For testing, I tried creating a distributed replicated volume, and a distributed volume.  I also experimented with sharding enabled and tested different shard sizes.  For purposes of testing, I created bricks on the 8 NVME SSDs using the root partition which is formatted as ext4.  I know this is considered bad practice but I could not find documentation on what could go wrong (will create dedicated XFS partitions if we decide to migrate to glusterfs).  The four 2 TB SATA SSDs are formatted with XFS.  We are using Ubuntu 16.04 with GlusterFS 3.8.7.  

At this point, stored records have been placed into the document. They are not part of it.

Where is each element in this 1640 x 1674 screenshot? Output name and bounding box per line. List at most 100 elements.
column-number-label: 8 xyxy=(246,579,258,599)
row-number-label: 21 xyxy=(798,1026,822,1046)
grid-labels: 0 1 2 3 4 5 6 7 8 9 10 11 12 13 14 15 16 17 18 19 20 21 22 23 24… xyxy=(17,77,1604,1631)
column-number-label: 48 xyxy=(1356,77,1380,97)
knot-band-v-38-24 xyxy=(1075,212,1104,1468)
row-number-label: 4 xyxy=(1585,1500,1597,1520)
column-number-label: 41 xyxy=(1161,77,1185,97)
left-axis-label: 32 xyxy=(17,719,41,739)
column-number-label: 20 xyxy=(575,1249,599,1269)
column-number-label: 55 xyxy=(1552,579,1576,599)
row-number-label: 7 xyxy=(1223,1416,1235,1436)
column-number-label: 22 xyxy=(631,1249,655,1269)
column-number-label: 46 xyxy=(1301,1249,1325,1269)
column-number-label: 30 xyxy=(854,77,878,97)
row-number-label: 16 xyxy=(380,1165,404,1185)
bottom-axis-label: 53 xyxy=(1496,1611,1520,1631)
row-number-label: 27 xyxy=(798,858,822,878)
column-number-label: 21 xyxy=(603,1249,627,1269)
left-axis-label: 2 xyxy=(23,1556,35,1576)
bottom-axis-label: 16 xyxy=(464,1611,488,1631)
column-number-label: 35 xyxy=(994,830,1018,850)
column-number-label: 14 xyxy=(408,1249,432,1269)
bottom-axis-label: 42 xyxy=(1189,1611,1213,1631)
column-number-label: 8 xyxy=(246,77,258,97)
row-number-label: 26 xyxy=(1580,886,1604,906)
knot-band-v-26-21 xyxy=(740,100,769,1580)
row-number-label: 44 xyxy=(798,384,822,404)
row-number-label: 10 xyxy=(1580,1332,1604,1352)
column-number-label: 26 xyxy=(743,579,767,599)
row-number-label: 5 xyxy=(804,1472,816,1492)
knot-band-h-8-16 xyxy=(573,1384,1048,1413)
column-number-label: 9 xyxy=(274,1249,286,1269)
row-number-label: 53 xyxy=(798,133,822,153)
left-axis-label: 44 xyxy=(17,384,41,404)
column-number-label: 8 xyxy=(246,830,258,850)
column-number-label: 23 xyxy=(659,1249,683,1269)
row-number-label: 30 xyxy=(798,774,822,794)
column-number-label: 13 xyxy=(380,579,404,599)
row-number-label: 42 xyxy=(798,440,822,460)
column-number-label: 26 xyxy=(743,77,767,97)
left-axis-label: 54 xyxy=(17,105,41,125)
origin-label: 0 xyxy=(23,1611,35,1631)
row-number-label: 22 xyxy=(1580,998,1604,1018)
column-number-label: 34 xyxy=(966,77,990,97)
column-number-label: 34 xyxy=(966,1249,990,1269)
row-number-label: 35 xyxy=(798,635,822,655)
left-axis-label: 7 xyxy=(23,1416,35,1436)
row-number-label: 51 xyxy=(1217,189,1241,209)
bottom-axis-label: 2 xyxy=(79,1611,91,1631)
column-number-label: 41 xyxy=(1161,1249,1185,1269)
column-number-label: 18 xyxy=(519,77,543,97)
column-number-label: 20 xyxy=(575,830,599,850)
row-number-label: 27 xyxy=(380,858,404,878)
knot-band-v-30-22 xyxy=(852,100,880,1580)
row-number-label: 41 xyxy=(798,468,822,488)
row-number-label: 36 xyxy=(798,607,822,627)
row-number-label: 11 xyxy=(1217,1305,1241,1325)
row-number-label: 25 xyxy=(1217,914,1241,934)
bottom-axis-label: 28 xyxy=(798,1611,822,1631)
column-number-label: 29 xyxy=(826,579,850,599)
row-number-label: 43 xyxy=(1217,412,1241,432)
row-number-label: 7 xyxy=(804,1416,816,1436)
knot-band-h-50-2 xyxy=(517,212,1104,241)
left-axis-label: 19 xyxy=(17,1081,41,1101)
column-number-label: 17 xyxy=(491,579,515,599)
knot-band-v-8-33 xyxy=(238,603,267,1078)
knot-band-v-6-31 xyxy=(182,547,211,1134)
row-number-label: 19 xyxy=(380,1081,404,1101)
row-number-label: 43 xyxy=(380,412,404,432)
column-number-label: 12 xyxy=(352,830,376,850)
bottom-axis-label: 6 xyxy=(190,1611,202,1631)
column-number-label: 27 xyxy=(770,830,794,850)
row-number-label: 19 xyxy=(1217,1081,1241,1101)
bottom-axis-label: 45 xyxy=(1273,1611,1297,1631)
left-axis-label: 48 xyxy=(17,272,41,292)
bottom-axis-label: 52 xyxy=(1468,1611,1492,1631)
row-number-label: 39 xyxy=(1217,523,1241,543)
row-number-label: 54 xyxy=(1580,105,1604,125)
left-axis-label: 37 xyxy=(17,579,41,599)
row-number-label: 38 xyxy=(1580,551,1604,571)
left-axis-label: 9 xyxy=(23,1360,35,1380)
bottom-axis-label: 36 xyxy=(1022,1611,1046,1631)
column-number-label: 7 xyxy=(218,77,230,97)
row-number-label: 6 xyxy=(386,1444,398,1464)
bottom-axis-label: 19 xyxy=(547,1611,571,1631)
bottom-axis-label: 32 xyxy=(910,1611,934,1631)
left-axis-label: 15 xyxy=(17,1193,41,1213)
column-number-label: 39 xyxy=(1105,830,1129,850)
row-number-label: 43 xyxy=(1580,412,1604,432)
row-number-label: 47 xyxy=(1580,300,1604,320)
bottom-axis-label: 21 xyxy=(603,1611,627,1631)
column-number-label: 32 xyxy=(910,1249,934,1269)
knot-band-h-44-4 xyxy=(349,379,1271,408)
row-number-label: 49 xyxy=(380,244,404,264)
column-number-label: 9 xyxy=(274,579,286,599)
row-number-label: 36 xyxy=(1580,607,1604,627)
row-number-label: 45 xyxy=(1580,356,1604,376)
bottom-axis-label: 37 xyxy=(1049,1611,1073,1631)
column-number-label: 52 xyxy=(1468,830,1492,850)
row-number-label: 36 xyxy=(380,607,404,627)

When transferring a data chunk from the Synology NAS to a single NVME SSD, we get a sustained sequential transfer rate of around 1.0 GB/sec.  When testing with GlusterFS, I have not been able to get a write performance greater than 180MB/sec.  The  throughput is about the same whether I am using a distributed volume (1 copy) or a distributed replica 2 volume (twice the network bandwidth).  I hit the same performance ceiling copying from the NAS, or copying from the NVME SSD to the Gluster volume.  I haven’t done too much testing once the data makes it to the Gluster volume as the current throughput to upload data to GlusterFS would make it a no go for us.

Does anyone have any ideas on what may be my bottleneck?  Or tips on identifying the bottleneck and resolving?

Thanks,
Zack